Following the webinar, our speakers took questions from the audience. Here, are the responses the those questions that we didn’t have time for during the live event. Do let us know your thoughts on drugs and driving or any of the questions posed by commenting below this feature!
Did you miss the live panel discussion? You can watch it On Demand here.
For one of our drugs under development, daytime sedation is being assessed as one of the study parameters. If it is found that the drug does not have any daytime sedation, will a driving simulation study be required?
In the absence of daytime sedation, assuming that it has been adequately assessed by tests of vigilance, complex attention, processing speed, and psychomotor functioning, it would be unlikely that you would be required to conduct a dedicated driving study.
What is simulator sickness?
One of the experts on simulator sickness, Robert S. Kennedy (Intl J of Aviation Med., 1993, 3(3):203-220) described this condition as a “by-product of modern simulation technology. Although it involves symptoms similar to those of motion-induced sickness (MS), simulator sickness (SS) tends to be less severe, to be of lower incidence, and to originate from elements of visual display and visuo-vestibular interaction atypical of conditions that induce MS.”
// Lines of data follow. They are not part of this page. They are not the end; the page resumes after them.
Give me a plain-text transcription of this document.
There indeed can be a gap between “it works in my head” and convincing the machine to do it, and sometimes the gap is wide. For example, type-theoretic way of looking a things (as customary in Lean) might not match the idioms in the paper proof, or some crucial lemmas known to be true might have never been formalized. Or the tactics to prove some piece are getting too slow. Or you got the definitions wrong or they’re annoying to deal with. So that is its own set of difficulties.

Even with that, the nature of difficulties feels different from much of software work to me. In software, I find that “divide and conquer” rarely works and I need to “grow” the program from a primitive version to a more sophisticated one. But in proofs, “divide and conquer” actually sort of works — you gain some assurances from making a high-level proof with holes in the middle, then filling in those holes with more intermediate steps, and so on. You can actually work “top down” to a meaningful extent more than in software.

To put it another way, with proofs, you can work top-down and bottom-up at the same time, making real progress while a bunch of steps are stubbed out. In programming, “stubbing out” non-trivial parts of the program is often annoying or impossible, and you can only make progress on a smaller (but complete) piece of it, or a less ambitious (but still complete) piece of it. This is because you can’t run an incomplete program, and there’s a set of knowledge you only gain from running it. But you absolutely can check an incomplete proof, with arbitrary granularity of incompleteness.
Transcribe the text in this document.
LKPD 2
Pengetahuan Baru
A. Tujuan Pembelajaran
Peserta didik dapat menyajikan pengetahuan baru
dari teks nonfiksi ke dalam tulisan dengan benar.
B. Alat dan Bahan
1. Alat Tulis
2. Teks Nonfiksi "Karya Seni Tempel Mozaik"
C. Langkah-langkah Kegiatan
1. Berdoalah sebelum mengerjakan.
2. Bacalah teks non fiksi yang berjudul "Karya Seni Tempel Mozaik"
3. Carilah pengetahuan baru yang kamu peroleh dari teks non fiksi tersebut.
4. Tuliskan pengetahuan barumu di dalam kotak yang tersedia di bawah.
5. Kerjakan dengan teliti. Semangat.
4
A small minority of individuals experience simulator sickness in our driving simulator. In the trials run at Altasciences it generally is <5% of participants screened. Certain types of driving scenarios, e.g., those involving multiple 90-degree turns, are more likely to induce simulator sickness. It is important to screen for simulator sickness and to exclude those individuals from clinical trials, as they are likely to experience adverse events which may bias the results of the study, and also preclude them to early withdrawal due to being unable to complete the driving tasks. It is also important to incorporate methods that mitigate against simulator sickness in the design of the simulator and the driving scenarios.
If a drug is known to cause sedation such as an opioid, will driving trial still be required?
A new compound, or an old compound with a new formulation, dose, or indication, which is known to cause sedation, is likely to require a dedicated driving study. If required, we can support you with agency interaction, but perhaps most importantly, we (CRC/Altasciences) have developed many agency accepted protocols. Working together with individuals experienced with designing these studies for FDA is key to a rapid review and limited change requests.
What is the predicted turnaround time for FDA protocol review?
In our experience, the turnaround time has been between 4 and 6 weeks. Generally that timeline is planned out during program development with the agency, but could also be considered a single request for the driving trial. If required, we can support you with the agency interaction, but perhaps most importantly, we (CRC/Altasciences) have developed many agency accepted protocols. Working together with individuals experienced with designing these studies for FDA is key to a rapid review and limited change requests.